What this suggests is that the browser detects that an image loaded, the URL is sent back to Picscout, then Picscout comes and loads the images, analyszes it, and then sends images that "match".  (Some matches are hilarious.)    Given this pattern, for now, you can block Picscout by blocking things from the IP range and also by blocking things that leave no referrer and no user agent.

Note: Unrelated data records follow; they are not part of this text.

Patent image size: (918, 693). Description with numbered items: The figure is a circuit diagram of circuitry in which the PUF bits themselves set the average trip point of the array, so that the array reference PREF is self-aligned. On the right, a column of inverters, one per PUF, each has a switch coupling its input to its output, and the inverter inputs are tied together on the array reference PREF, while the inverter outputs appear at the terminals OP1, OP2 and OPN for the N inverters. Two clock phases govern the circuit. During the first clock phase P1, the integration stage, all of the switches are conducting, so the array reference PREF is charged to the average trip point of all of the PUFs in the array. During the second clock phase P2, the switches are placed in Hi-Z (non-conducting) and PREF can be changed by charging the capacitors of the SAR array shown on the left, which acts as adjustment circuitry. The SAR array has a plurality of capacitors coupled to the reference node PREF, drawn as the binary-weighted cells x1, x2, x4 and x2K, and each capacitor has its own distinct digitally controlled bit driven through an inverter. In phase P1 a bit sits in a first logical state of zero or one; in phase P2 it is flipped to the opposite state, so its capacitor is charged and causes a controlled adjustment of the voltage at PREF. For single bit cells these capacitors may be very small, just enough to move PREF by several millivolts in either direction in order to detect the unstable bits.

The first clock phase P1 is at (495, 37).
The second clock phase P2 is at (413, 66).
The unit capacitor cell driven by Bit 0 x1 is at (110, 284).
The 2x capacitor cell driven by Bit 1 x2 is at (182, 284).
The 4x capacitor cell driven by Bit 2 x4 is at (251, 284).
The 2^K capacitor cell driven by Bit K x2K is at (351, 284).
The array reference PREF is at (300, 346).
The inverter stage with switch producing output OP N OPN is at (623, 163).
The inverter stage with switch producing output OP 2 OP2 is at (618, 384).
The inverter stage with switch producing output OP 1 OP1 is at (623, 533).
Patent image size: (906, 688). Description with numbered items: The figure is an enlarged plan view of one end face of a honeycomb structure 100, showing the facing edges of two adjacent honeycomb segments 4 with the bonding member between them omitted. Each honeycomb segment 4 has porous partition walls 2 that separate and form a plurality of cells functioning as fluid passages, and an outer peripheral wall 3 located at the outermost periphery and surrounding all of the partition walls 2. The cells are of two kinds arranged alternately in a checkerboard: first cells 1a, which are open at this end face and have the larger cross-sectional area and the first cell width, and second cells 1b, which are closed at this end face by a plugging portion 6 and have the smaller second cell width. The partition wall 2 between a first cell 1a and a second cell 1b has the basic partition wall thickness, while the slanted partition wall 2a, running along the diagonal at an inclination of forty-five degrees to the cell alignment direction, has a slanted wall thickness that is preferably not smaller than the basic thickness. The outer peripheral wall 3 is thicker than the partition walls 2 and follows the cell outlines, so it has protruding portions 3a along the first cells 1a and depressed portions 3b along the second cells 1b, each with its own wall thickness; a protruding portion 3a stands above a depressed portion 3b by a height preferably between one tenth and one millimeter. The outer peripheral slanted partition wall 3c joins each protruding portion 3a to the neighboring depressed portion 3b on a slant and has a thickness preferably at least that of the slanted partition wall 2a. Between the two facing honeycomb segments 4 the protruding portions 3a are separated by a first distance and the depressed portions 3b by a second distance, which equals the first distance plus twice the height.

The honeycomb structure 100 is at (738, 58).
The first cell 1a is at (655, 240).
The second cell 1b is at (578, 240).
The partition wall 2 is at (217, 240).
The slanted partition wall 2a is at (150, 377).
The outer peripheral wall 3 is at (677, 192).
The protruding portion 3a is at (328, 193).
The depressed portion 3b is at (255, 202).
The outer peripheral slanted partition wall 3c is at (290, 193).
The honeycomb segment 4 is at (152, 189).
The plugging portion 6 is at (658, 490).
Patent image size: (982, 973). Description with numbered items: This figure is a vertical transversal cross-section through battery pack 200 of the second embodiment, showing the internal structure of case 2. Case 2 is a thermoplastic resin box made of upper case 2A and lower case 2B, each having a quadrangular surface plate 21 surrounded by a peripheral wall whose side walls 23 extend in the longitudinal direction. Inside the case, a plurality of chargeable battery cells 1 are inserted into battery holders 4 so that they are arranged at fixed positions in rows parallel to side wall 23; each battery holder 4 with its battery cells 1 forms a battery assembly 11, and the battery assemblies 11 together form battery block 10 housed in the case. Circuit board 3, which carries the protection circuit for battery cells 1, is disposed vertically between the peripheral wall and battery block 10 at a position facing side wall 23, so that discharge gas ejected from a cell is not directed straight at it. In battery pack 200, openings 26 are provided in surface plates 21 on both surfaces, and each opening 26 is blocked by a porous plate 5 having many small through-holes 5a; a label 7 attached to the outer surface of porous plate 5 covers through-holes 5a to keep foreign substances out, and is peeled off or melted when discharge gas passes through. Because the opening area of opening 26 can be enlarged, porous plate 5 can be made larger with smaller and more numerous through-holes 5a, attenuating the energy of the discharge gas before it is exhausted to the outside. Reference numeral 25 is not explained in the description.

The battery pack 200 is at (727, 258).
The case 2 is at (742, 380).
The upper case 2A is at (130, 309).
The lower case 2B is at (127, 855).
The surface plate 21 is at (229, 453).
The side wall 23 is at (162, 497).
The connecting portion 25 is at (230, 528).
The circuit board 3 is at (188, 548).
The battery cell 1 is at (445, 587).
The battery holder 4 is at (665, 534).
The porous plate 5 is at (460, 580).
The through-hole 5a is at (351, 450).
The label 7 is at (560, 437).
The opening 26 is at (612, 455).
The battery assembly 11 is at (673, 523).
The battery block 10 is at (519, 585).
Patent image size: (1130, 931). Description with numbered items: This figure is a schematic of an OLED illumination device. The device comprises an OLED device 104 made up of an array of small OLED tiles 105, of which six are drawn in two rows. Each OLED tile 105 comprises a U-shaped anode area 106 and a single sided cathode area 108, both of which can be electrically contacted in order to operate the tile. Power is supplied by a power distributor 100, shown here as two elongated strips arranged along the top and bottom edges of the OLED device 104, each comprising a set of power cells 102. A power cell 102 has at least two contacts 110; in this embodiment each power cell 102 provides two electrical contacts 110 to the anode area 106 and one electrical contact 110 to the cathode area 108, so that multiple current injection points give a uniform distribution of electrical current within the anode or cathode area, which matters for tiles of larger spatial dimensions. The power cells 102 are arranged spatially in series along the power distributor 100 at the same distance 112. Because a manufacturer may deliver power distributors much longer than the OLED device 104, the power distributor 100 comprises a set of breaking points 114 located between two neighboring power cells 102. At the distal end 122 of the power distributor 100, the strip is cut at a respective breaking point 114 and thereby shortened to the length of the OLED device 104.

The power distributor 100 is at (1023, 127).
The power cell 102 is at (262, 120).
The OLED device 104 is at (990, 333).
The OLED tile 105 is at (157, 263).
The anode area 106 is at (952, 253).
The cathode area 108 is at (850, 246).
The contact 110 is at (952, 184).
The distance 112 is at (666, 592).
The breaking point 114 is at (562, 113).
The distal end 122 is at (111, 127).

Everything should leave a user agent. Seriously!  Providing no user agent probably lets Picscout avoid two things they don't want to do. These are  lying (i.e. spoofing or giving a fake user agent) or leaving a referrer that says "I'm picscout".  I think you have suggested the former may be illegal.  In contrast saying "I'm picscout" would be legal, but easy to block.  I don't let things visit with blank user agents.  Everything visiting is using an agent of some sort. Tell me or you can't visit! 

Of course ,they may eventually change what they do.  It's also possible that even now they do additional things-- like have the browser send the image to them somehow. But right now, it looks like the add on sends the url of the image, not the image itself.

419
Getty Images Letter Forum / Re: NASA? Or Masterfile?
« on: June 14, 2012, 12:40:02 PM »
This kind of reminds me of how Getty licenses historic photos that have fallen into public domain after the copyright has expired after many decades.

Is licensing under those circumstances legit?  I get that someone might store an original and charge people to download copies.  People in crafts do that all the time for old turn of the last century knitting and crochet patterns. A customer who finds their store can pay $2 or hunt around until they find the thing somewhere else. Many will pay for the convenience.  But it would seem odd if the person providing the downloads claimed to issue licenses.  The whole idea of the license seems to presuppose that the person licensing the item owns whatever is licensed!

I'm not a legal eagle, so I'm finding this puzzling.

420
Getty Images Letter Forum / NASA? Or Masterfile?
« on: June 14, 2012, 12:04:03 PM »
Can anyone tell me if this image is NASA? Or Masterfile?  Here's the scoop:

With picscout image search activated, I visited a blog that I know nearly always hotlinks (good way to avoid copyright snafus!)  While there I found this image:

http://images.spaceref.com/news/GPM.jpg

Note the image suggests it is from NASA.  The picscout tool suggested this image (or a very similar one) is managed by four groups. One is Masterfile:

http://www.masterfile.com/em/search/#id=&color=&colour_key=0&format=hvsp&keyImage=&keyword=680-02755091n&license=ALL&mode=search&sort=alice
It is evidently a picture of hurricane isabel
http://www.masterfile.com/search/enlarged_pricing.html?img=680-02755091

You can also get it from
http://www.superstock.com/preview.asp?image=1574r-015334
http://www.mediabakery.com/searchresults.asp?image=PUR0024418 (Who is offering licenses for an amount I would dub "a shitwad of money".)
(The other agency had a coding error when I tried to load.)

Now, it seems to me rather likely that an image taken from space could-- quite likely-- be taken by NASA.  Does anyone know how to figure out if this image really belongs to the US taxpayer?   And if so, is there some reason anyone should pay Masterfile, mediabaker or anyone else anything to use these?